Association analyses of the GRS with extent of CAD were performed using
multivariate linear regression, adjusting for traditional cardiovascular risk factors. In a
further analysis, family history of CAD was included as a covariate. To further illustrate
the association with CAD extent, we divided the study patients into quintiles according
to the GRS and compared the association of the top versus the bottom quintiles with
multivessel disease (≥2 diseased coronary arteries) in multivariate logistic regression
models adjusted for traditional cardiovascular risk factors.

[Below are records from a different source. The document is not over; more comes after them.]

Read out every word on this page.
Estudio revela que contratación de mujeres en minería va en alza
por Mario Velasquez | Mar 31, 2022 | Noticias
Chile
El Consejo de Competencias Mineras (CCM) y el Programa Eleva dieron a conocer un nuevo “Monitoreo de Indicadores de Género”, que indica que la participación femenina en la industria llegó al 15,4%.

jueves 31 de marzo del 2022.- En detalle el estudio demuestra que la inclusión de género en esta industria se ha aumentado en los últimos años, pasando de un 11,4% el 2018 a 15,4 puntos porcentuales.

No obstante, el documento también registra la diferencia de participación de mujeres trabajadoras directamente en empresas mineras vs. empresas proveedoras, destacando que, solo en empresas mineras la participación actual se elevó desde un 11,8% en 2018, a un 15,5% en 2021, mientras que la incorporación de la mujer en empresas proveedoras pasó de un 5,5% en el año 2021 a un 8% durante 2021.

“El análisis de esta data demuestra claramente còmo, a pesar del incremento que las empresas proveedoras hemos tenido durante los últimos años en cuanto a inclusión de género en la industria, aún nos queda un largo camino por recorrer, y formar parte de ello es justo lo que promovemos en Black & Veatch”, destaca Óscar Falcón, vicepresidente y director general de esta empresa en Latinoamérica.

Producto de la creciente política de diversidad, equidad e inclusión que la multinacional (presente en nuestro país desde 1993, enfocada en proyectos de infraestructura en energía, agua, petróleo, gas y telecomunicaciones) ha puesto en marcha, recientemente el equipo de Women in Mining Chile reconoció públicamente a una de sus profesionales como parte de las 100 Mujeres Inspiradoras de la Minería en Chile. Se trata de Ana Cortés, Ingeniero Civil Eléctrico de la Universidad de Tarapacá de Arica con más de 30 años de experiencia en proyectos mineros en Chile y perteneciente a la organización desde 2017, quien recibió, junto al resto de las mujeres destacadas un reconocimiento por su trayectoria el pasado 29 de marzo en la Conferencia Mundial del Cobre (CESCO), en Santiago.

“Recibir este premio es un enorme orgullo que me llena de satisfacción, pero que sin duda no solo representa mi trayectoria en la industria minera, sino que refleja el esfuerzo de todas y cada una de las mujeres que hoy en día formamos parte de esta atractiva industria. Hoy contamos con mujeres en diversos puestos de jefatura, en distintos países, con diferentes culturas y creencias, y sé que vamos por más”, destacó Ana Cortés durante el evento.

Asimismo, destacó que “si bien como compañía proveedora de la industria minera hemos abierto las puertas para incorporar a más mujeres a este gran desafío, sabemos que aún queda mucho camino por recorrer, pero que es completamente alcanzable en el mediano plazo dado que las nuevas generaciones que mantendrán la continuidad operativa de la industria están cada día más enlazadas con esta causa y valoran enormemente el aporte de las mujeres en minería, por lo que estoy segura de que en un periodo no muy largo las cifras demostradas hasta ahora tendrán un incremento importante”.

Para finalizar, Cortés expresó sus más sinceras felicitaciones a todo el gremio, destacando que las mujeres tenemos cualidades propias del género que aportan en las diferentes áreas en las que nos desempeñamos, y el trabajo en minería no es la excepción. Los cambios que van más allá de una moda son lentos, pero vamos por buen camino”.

In addition, as early age at
angiography may be an indicator of accelerated development of coronary
atherosclerosis, we tested whether the GRS associated with age at angiography. We
tested whether the GRS provided incremental value to prediction of the presence of
multivessel disease over known cardiovascular risk factors using the likelihood-ratio χ2
test for nested models. We evaluated improvement in discrimination by comparing the
areas under the receiver-operating characteristic curve (C-statistic) with and without
the GRS. An increase in the C-statistic reflects improved discrimination between
patients with and without multivessel disease. In addition, we calculated the integrated
discrimination improvement13.
The main analyses were restricted to patients with significant angiographic CAD.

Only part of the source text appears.